Mengingat hampir 50% kehadiran menumpuk di wahana rekreasi atau spa, ya, Eliza bisa menarik kesimpulan demikian. Juga, Eliza tahu persis perasaan anak-anak atau orang-orang yang mengidamkan bisa naik ke reruntuhan bangunan di Slums atau gedung yang tak terpakai untuk menatap KINGDOM dari sudut pandang tertinggi.

Ya, mungkin itu salah satu faktor mengapa Eliza memilih pergi ke <atap> dibandingkan <ruang hijau>, walau itu artinya pupus sudah harapannya untuk menyendiri bersama Sistema Cardis.

"Begitukah? Jadi kamu menyebut diriku aneh?" ia terkekeh.

"Tidak, bukan seperti itu-"

Countess Kleine mendekat, kini siku mereka bersentuhan di tepi atas teralis. Eliza kini bisa menginderai parfum yang Countess gunakan, citrus samar seperti dalam aroma teh Bergamot.

Senyum sang Countess naik, raut mukanya cerah bersahabat. "Lalu, seperti apa?"

"Err, yah.
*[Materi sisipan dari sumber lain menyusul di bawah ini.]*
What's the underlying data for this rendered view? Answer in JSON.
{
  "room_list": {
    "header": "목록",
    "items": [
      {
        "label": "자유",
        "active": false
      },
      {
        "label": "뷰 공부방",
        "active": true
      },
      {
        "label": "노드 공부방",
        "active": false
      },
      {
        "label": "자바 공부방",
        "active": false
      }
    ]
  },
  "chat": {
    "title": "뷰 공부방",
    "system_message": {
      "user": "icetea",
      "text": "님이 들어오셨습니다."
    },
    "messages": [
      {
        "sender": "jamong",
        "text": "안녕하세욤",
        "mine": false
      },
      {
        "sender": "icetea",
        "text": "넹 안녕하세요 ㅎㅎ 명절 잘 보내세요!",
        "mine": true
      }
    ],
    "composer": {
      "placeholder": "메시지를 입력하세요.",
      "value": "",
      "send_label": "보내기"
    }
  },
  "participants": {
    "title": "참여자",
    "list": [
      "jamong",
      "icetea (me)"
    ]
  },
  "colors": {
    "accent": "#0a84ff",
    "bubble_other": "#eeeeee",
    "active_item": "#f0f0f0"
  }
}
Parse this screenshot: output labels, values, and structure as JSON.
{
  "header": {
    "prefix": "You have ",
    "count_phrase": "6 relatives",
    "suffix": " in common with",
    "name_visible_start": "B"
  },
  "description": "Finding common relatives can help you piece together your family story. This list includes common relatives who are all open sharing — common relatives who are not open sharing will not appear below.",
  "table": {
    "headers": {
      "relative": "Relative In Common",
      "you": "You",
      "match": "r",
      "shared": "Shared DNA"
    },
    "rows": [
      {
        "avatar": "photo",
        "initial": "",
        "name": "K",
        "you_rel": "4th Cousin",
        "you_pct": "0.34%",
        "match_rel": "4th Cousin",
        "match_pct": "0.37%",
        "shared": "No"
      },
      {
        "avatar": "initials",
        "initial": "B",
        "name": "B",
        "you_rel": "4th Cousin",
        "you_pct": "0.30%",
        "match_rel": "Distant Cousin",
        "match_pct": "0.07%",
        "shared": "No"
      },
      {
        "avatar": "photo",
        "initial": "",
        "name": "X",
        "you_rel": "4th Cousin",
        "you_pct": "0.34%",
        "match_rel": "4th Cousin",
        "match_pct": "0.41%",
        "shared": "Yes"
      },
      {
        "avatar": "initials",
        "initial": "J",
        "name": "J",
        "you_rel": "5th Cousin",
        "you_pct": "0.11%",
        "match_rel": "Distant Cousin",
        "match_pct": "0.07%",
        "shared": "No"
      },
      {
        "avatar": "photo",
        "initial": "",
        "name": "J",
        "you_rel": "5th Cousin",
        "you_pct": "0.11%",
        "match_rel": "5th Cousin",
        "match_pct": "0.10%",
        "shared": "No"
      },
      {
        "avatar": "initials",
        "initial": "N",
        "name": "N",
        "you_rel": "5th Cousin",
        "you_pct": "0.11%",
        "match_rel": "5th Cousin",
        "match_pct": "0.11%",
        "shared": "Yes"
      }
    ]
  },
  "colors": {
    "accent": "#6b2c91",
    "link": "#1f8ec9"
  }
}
Tidak seperti bangsawan pada umumnya."

"Apa itu 'umum', Baroness?"

"Tunggu, Countess, apa anda sedang menguji saya?" atau ini yang dibilang orang-orang sebagai, bam! Pertanyaan spontan! Eliza telah memilih untuk pergi ke tempat yang salah dan bertemu dengan orang yang salah.

Ia menggeleng pasti, "Aku cuma ingin mengobrol denganmu," bahunya naik. "Baru kali ini aku menemukan seseorang yang berusia sama denganku."

Sebelah alis Eliza naik. Mungkin seharusnya ia memindai informasi dari Sistema Cardis dahulu agar ia merasa lebih siap.

"Anda ... tahu umur saya?"

"Lebih tepatnya; siapa yang tidak tahu mengenai satu-satunya Baron di Society Auction Ball tahun ini?"

Eh? "Anda bercanda, 'kan?"

Countess Kleine berdengung, kedua alisnya naik, "Aku sekedar pernah berada di posisi yang sama."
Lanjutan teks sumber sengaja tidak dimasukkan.